10- Bu ithalat yetkisinin kullanılması ile kısa vadede et ve süt fiyatlarına büyük bir yansıma olmayacaktır. Çünkü, besilik danalar ithal edildikten sonra  en az 8 aylık besi süresinden sonra et olarak piyasaya girecek. Dolayısıyla bu kararın yansıması daha çok 2017 yılında görülecek.

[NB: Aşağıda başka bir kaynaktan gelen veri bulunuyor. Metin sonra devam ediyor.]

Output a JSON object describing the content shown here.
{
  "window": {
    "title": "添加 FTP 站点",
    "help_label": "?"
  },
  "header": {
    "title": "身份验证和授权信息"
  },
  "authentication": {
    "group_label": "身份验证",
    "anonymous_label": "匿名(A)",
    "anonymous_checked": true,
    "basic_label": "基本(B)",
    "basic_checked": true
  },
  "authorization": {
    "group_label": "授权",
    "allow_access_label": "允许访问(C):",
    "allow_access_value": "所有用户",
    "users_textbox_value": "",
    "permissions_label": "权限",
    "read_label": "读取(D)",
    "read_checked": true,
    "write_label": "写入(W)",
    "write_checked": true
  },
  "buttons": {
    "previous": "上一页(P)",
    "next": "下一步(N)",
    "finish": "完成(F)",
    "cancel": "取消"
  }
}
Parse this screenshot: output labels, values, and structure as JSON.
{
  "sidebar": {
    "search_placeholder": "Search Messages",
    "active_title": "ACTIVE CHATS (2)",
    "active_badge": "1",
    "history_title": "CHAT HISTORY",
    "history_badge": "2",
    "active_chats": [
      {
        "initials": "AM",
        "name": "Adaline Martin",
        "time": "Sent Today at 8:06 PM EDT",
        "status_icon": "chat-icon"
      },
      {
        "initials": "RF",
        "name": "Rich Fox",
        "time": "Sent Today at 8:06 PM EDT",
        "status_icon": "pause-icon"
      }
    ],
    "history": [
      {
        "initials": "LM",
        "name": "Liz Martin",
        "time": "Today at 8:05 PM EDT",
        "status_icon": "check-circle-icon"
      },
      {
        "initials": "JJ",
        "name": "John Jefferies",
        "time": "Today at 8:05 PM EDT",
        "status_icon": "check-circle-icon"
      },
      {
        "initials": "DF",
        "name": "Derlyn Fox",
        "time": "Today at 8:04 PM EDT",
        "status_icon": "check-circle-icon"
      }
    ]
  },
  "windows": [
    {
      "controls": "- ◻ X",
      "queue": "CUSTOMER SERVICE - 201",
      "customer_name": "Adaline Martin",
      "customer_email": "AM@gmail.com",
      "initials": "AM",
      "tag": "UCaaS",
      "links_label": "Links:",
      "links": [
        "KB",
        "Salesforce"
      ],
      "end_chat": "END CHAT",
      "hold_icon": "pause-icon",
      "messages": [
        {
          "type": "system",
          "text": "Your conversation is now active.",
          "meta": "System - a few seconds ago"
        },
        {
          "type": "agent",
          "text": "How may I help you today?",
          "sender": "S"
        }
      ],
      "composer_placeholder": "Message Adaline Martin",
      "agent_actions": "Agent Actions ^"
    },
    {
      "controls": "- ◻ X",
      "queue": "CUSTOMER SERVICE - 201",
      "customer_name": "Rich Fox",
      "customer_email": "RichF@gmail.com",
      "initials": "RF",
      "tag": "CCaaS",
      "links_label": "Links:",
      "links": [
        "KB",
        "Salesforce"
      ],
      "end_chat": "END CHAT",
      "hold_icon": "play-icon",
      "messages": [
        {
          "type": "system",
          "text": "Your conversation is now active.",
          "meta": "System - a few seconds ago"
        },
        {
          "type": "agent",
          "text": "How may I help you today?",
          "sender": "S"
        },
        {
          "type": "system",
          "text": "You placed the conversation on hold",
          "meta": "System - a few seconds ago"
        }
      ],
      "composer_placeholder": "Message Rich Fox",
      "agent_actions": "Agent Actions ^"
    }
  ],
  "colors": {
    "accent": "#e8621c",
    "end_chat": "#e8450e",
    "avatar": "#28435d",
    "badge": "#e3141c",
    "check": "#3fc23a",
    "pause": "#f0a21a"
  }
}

Özetle, hayvancılıkta devletin neredeyse tek ithalatçı olduğu yeni bir ithalat politikası uygulanacak.Bu kapsamda yıl sonuna kadar 550 bin baş büyükbaş, 20 bin küçükbaş canlı hayvan ithalatı yapılabilecek. İster devlet yapsın, isterse özel sektör, yapılan her ithalat yerli üretime ve üreticiye zarar verir. Yapılan her ithalat yerli üreticiyi üretimden koparır. Sektörün dışına iter. Bu nedenle zorunlu durumlarda elbette ithalat yapılabilir. Fakat bunun geçici bir uygulama olduğu, asıl hedefin üretimi artırarak ihracat yapmak olduğu bilinmesi gerekir. Türkiye'nin bunu yapacak gücü ve potansiyeli var. Yeter ki doğru politikalar uygulansın.